I worked outside the wall. The pay was better and the people were more honest… which is to say, more distilled. Inside the walls, the gentility is fake. There’s an aristocratic “Upstairs, Downstairs” feel to everything. Many people who work inside the wall think they’re better than us lot dogs. They buy into the class structure and act like if they step and fetch properly that they will be invited to sup.

They never are. We aren’t either.

That isn’t to say that there aren’t people who appreciate the work we do. There are some genuine humans there, trying to work and support families. Genuine working people with kind and open hearts. People brought us coffee. And donuts. The previous five sentences are a prayer of thanks for the angels that walk the Earth. And I am always grateful for the reminder that they exist, even in the dark machinations running off the world.

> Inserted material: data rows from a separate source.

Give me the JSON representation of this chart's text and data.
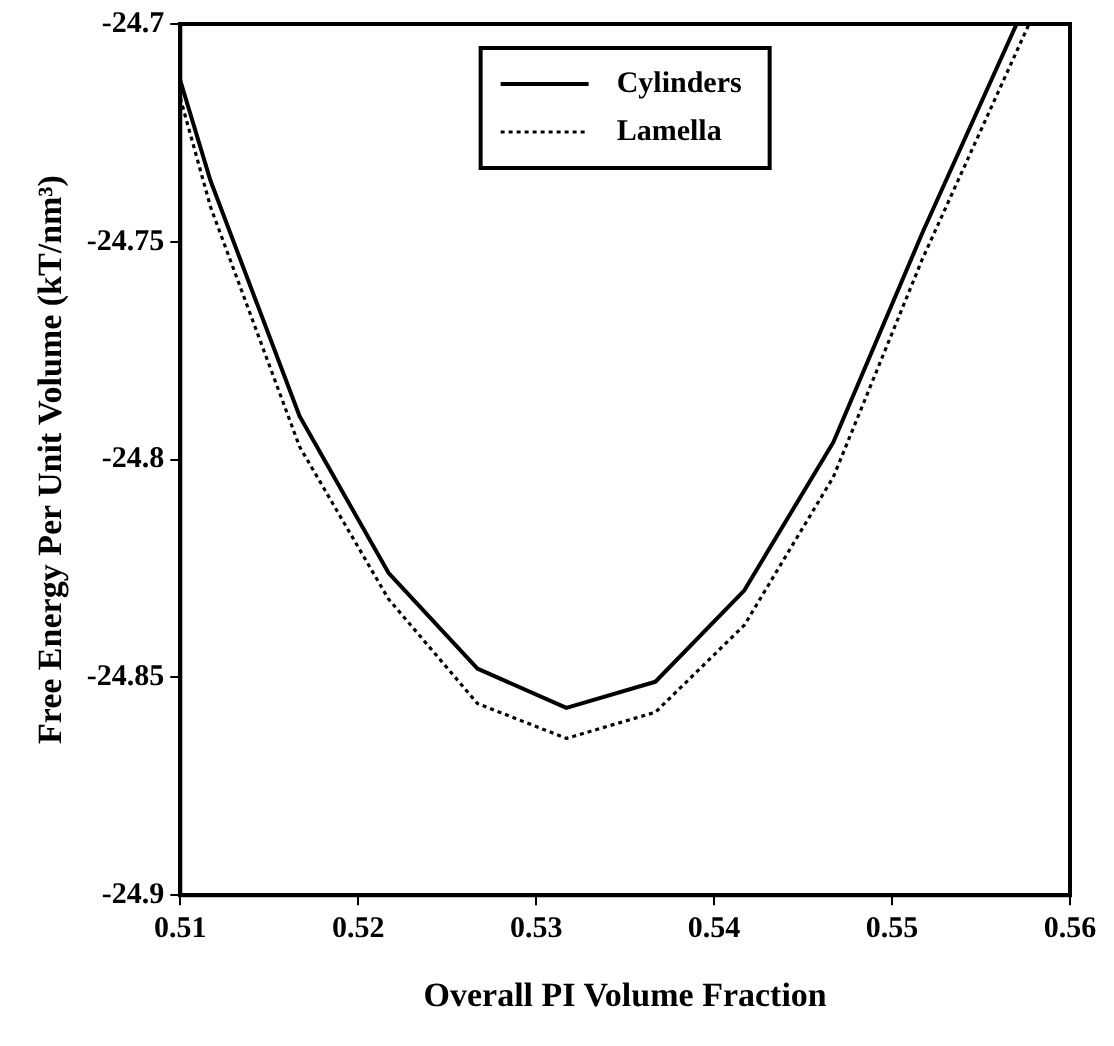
{
  "chart_data": {
    "type": "line",
    "xlabel": "Overall PI Volume Fraction",
    "ylabel": "Free Energy Per Unit Volume (kT/nm³)",
    "xlim": [
      0.51,
      0.56
    ],
    "xticks": [
      0.51,
      0.52,
      0.53,
      0.54,
      0.55,
      0.56
    ],
    "ylim": [
      -24.9,
      -24.7
    ],
    "yticks": [
      -24.9,
      -24.85,
      -24.8,
      -24.75,
      -24.7
    ],
    "grid": false,
    "legend": "top",
    "marker": "none",
    "series": [
      {
        "name": "Cylinders",
        "color": "#000000",
        "line_style": "solid",
        "x": [
          0.51,
          0.5117,
          0.5167,
          0.5217,
          0.5267,
          0.5317,
          0.5367,
          0.5417,
          0.5467,
          0.5517,
          0.557
        ],
        "values": [
          -24.713,
          -24.736,
          -24.79,
          -24.826,
          -24.848,
          -24.857,
          -24.851,
          -24.83,
          -24.796,
          -24.748,
          -24.7
        ]
      },
      {
        "name": "Lamella",
        "color": "#000000",
        "line_style": "dotted",
        "x": [
          0.51,
          0.5117,
          0.5167,
          0.5217,
          0.5267,
          0.5317,
          0.5367,
          0.5417,
          0.5467,
          0.5517,
          0.5577
        ],
        "values": [
          -24.717,
          -24.742,
          -24.797,
          -24.832,
          -24.856,
          -24.864,
          -24.858,
          -24.838,
          -24.804,
          -24.754,
          -24.7
        ]
      }
    ]
  }
}
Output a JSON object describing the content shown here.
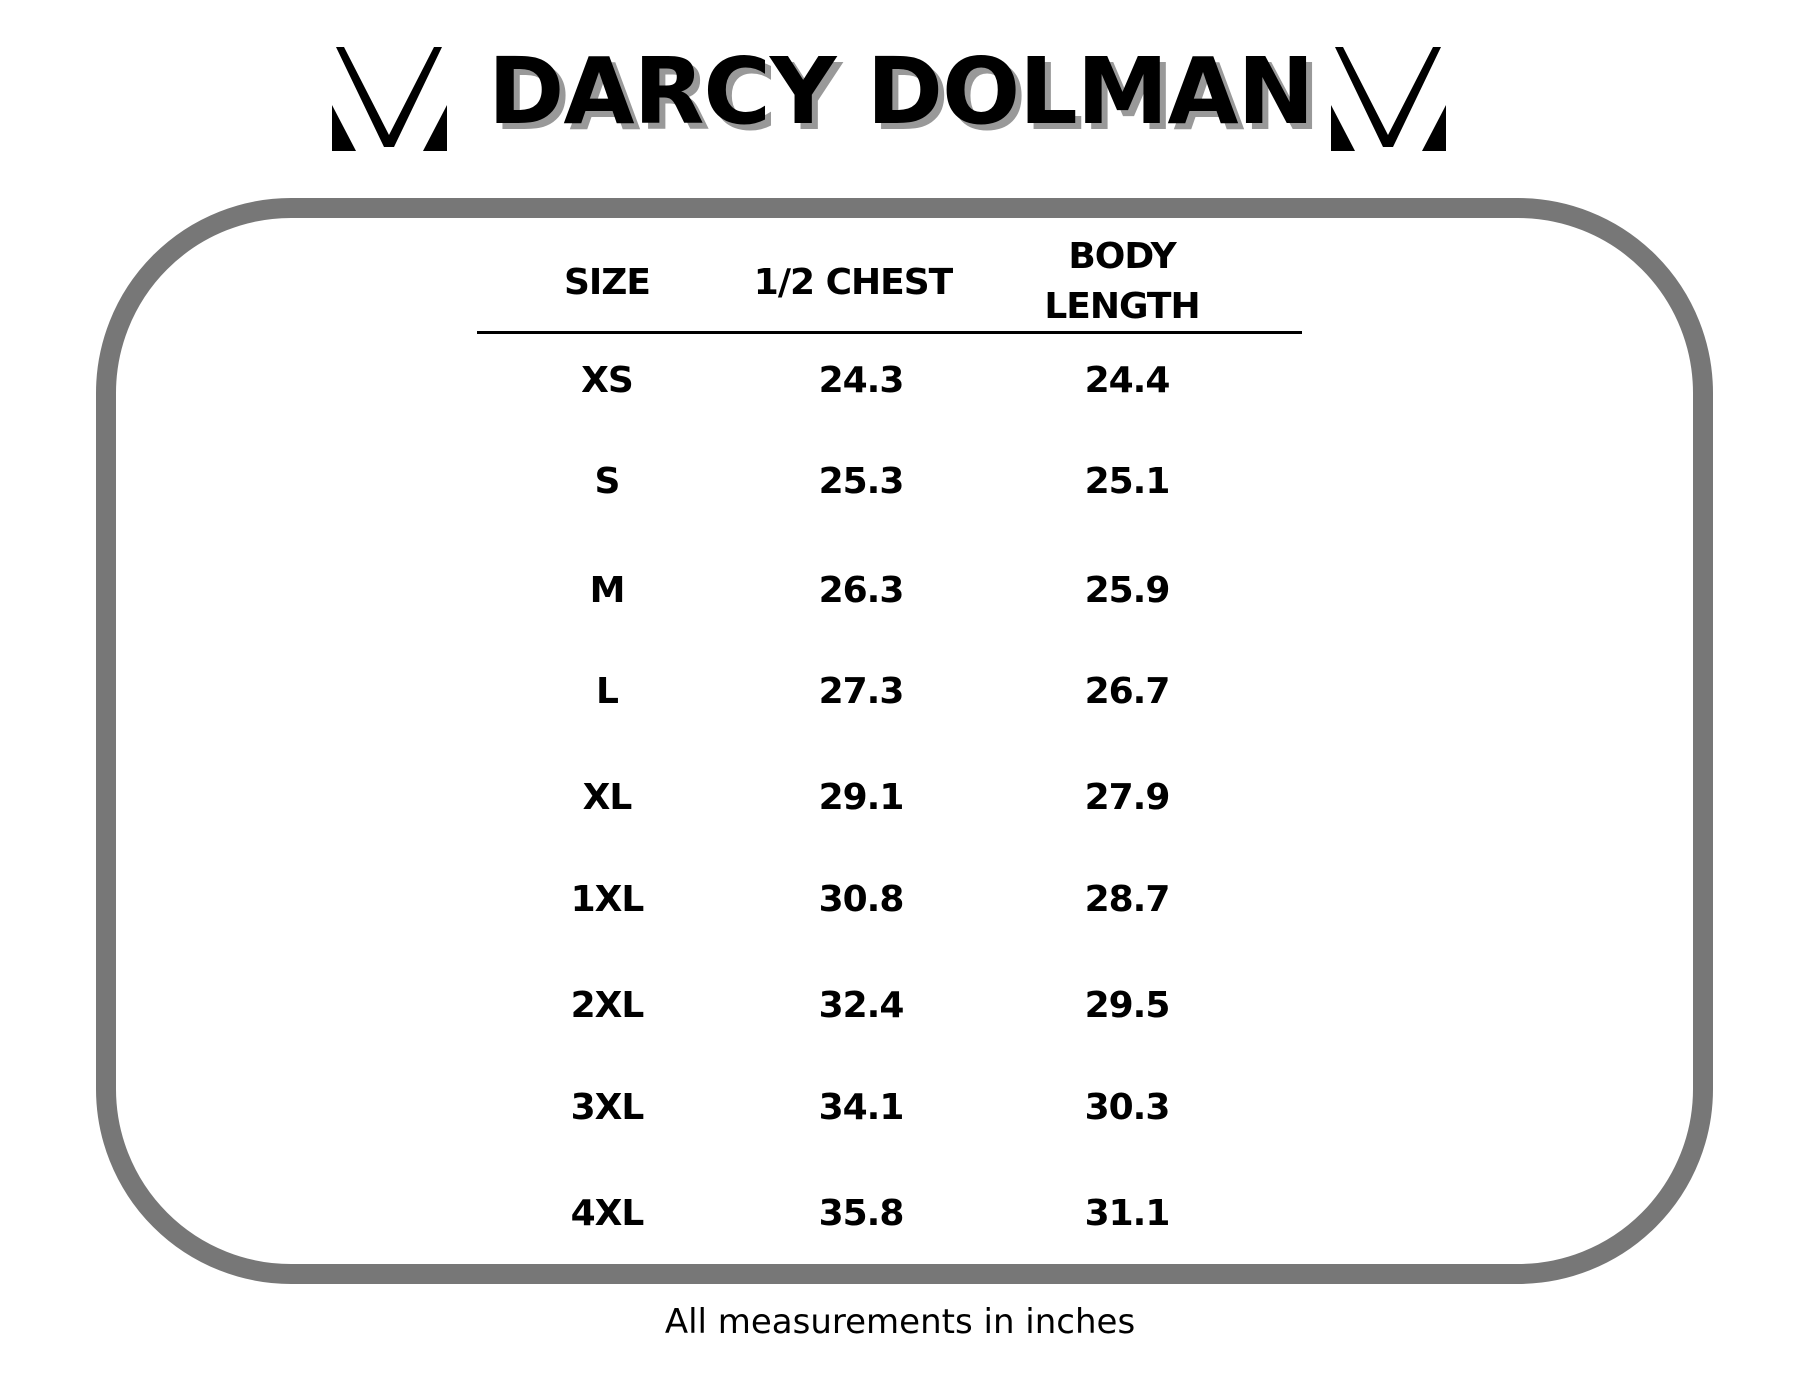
{
  "title": "DARCY DOLMAN",
  "logo_icon": "chevron-m-logo",
  "border_color": "#777777",
  "table": {
    "headers": {
      "size": "SIZE",
      "chest": "1/2 CHEST",
      "body_line1": "BODY",
      "body_line2": "LENGTH"
    },
    "rows": [
      {
        "size": "XS",
        "chest": "24.3",
        "body": "24.4"
      },
      {
        "size": "S",
        "chest": "25.3",
        "body": "25.1"
      },
      {
        "size": "M",
        "chest": "26.3",
        "body": "25.9"
      },
      {
        "size": "L",
        "chest": "27.3",
        "body": "26.7"
      },
      {
        "size": "XL",
        "chest": "29.1",
        "body": "27.9"
      },
      {
        "size": "1XL",
        "chest": "30.8",
        "body": "28.7"
      },
      {
        "size": "2XL",
        "chest": "32.4",
        "body": "29.5"
      },
      {
        "size": "3XL",
        "chest": "34.1",
        "body": "30.3"
      },
      {
        "size": "4XL",
        "chest": "35.8",
        "body": "31.1"
      }
    ]
  },
  "footer": "All measurements in inches"
}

In the past my writing has suffered when I work. And truth be told, I’d rather be writing and reading and wandering around than being on the job. But as a matter of survival, I cling to words. I write from a place that disappears. Each moment evaporates into another and I write. I generally chose a language economy that’s stripped bare because when one has to no choice but to splice life down to the moment, there’s no time for reflecton. Maybe that’s what the pure existentialists have wrong. They look at the long march of time as a giant slide instead of a seemingly endless series of connected moments that grow from the previous and feed the next. And it is in the those vanishing moments, absurd and experiential, that I write. And when I can take a longer moment, I write longer.

Because there are always enough words. And always enough to write about.